The work goes on.
All the fellow grievers have returned home, and here I am in this suddenly empty place. I have been alone most of my adult life –both my profession and vocation call for it, and my temperament eagerly answers– but it’s strange how different that quality feels when it comes to the place where it used to be the exception, when “alone” becomes “lonely.” I first noticed the difference yesterday in the writing studio when there were no lighthearted complaints as I switched from Jazz mode to Early 90s Alt-Rock. (My Cajun-Zydeco phases grew on Betty, but I doubt she would have ever come to appreciate the likes of Smashing Pumpkins and My Bloody Valentine.)
I do hear Betty speaking to me, but her voice is blurry and not quite decipherable. Perhaps this is my lingering grief and desire to hear her with my ears. That grief will subside, displaced by time and curiosity to know what that voice is saying in the Now. Even while she was here, Betty seemed more Now than most people, and her ideas seemed to come from a future that is also Now– a paradox until you see that both are timeless. In a practical sense, it just means that her ideas have a presence that outlives her physical body, and it is my honor and duty to give them physical form that will outlive both of us.
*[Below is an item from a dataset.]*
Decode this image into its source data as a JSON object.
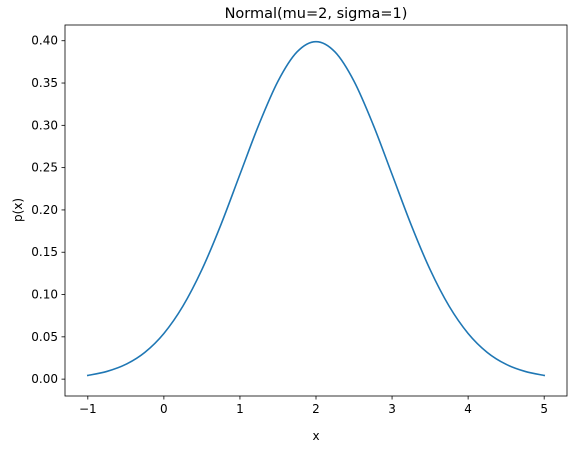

So, to that end…”The Peasant and the King,” a tale so full of the work of Betty within me that she should at minimum be given co-authorship. It is currently being proofread by JP’s lovely partner, Asha Sanaker, and I’m in the process of cleaning up after her red pen with the hope that one last edit for clarity and accuracy will have the manuscript ready for submission.
JP created this image for Pez King promotions a while back, using a line from the book. It is a variation on what a Google search tells me is a Serbian proverb that is very popular in pantheist circles:
“Be humble for you are made of earth, be noble for you are made of stars.”
I’ve never understood the fascination with this idea. To me it says the same thing twice. Where else would the material of the earth come from if not some more durable material form? Yawn. What I want to know is what or Who made the stars.
So, with all due respect to the Serbs, I tweaked their proverb a little to better reflect the dual/non-dual nature of existence, that we are both Maker and made. The second line, “Be noble for you are the Maker of stars,” can be interpreted several different ways, and I endorse all of them.